Örneğin, bir toplu işlemin %20 genel düzenleme verimliliğine sahip olduğu gözlenirken, diğer toplu iş %60 verimlilik gösterdi. Flag-DDX3 proteinleri anti-bayrak agarose boncukları kullanılarak immün çöküntüye maruz kaldı ve ardından anti-bayrak antikoru kullanılarak geri kazanılan proteinlerin Batı blot analizi yapıldı. DDX3 lokusunda bayrak etiketinin siteye yönlendirilmiş olarak eklenmesi, ekleme alanını kuşatırken astarlar veya bayrak ekleme alanının aşağı akıştaki DDX3 lokus'a özgü ileri ve ters astarlar kullanılarak PCR tarafından da test edildi.
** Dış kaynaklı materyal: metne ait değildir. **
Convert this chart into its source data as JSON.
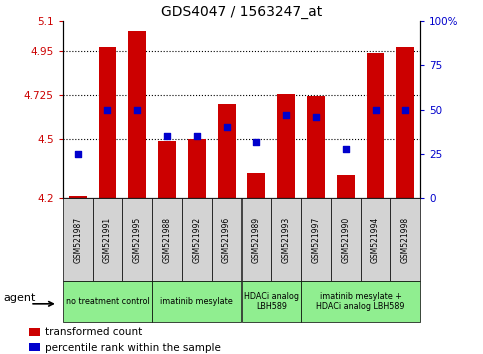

Hücreleri doğru bir izdihama yerleştirmek ve hücrelerin eşit bir dağılımını elde etmek önemlidir. Nanoblade santrifüjleme üzerine, peletin yeniden canlanması ve konsantre viral parçacıkların homojen bir örneğinin elde edilmesi de önemlidir. Nanoblades, bilim adamlarının Cas9'u teslim ederek çift iplikli DNA kırılması onarım mekanizmasını incelemelerini ve RNA kompleksini belirli genomik locilere hızlı ve koordineli bir şekilde yönlendirmelerini sağladı.
Ayrıca, rollerini incelemek için doğuştan gelen bağışıklık sisteminin birincil hücrelerinde uzun kodlamayan RNA'ları devre dışı bırakmayı mümkün kıldılar.